Execute the query like this. This assumes a fictional GetConnection method that opens a database connection. Page number values are 0-based, so assign 0 to the Page property to get the first page of results:

var results = await new MyQuery() { Page = 0 }.ExecuteAsync(GetConnection);

This will resolve this SQL:

SELECT * FROM [dbo].[HugeTable] ORDER BY [SomeColumn] OFFSET 0 ROWS FETCH NEXT 30 ROWS ONLY

As with any Dapper.QX query, you can open a connection explicitly and execute a query like this, passing the connection as an argument to the ExecuteAsync method. This is preferable if you have multiple queries to run against the same connection. Remember also you can combine this paging technique with all other query property features to give you a flexible, type-safe, performant query approach.

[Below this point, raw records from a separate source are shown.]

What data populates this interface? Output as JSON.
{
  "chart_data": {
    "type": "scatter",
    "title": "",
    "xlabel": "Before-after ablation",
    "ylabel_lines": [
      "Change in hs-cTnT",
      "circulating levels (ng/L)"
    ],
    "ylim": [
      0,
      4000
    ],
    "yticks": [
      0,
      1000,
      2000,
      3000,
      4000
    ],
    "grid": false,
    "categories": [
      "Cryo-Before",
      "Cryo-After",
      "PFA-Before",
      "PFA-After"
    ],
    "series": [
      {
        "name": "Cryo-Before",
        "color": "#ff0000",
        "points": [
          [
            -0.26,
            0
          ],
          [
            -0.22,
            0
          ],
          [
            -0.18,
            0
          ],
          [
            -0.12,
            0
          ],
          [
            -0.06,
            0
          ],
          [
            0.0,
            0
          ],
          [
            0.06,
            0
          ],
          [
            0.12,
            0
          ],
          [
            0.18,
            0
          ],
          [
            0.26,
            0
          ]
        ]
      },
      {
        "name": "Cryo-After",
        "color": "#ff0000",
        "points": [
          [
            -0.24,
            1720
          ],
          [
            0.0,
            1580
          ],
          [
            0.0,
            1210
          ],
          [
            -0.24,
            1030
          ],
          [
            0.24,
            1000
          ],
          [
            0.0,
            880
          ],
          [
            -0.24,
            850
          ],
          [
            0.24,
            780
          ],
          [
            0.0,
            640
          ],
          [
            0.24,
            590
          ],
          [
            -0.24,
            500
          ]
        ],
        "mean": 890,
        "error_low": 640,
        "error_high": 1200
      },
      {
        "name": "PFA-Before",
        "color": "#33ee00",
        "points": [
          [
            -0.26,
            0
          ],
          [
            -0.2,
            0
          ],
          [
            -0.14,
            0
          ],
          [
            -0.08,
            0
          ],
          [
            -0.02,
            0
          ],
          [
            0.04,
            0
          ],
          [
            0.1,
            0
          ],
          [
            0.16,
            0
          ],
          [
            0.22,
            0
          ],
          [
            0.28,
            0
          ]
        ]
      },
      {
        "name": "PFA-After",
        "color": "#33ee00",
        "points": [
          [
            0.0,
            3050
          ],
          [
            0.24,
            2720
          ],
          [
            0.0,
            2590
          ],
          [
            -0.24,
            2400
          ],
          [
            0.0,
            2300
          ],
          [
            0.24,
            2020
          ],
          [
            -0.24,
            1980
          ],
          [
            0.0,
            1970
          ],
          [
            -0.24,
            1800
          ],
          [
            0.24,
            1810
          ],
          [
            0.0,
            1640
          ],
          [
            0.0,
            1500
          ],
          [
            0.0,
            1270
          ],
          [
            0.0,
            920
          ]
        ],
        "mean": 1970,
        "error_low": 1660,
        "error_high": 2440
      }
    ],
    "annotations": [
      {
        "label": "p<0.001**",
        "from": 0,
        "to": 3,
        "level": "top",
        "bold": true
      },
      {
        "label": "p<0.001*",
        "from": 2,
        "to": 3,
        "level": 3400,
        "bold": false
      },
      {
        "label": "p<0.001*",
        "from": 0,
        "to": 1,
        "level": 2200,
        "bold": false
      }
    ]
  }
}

using (var cn = GetConnection())
{
    var results = await new MyQuery() { Page = 0 }.ExecuteAsync(cn);
}

If you omit the Page property, then all results are returned.

As an attribute, [Offset] requires a constant expression for the page size. So, you can't use a variable or method call to set the page size. If you need to customize the page size, you can pass an optional newPageSize argument like this. In this example, the page size is changed from 30 to 50.

var results = await new MyQuery() { Page = 5 }.ExecuteAsync(GetConnection, newPageSize: 50);

Using PageableQuery<T>

If you need the total number of pages in a paginated query, use PageableQuery<T> instead of Query<T>, like this. In this case, you omit the Page property because it's already part of the base class, with a default page size of 30.

public class MyQuery : PageableQuery<MyResultType>
{
    public MyQuery() : base("SELECT * FROM [dbo].[MyHugeTable] ORDER BY [SomeColumn] {offset}")
}

Get the total page count with the GetPageCountAsync method like this:

using (var cn = GetConnection())
{
    var query = new MyQuery() { Page = 3 };
    var results = await query.ExecuteAsync(cn);
    var totalPages = await query.GetPageCountAsync(cn);
}

The GetPageCountAsync method has a newPageSize argument so you can override the default 30-row page size with your own desired page size, like this:

using (var cn = GetConnection())
{
    var query = new MyQuery() { Page = 3 };
    var results = await query.ExecuteAsync(cn);
    var totalPages = await query.GetPageCountAsync(cn, newPageSize: 50);
}

You can also get the total pages and row count of a query with GetMetricsAsync, which returns a ResultMetrics object.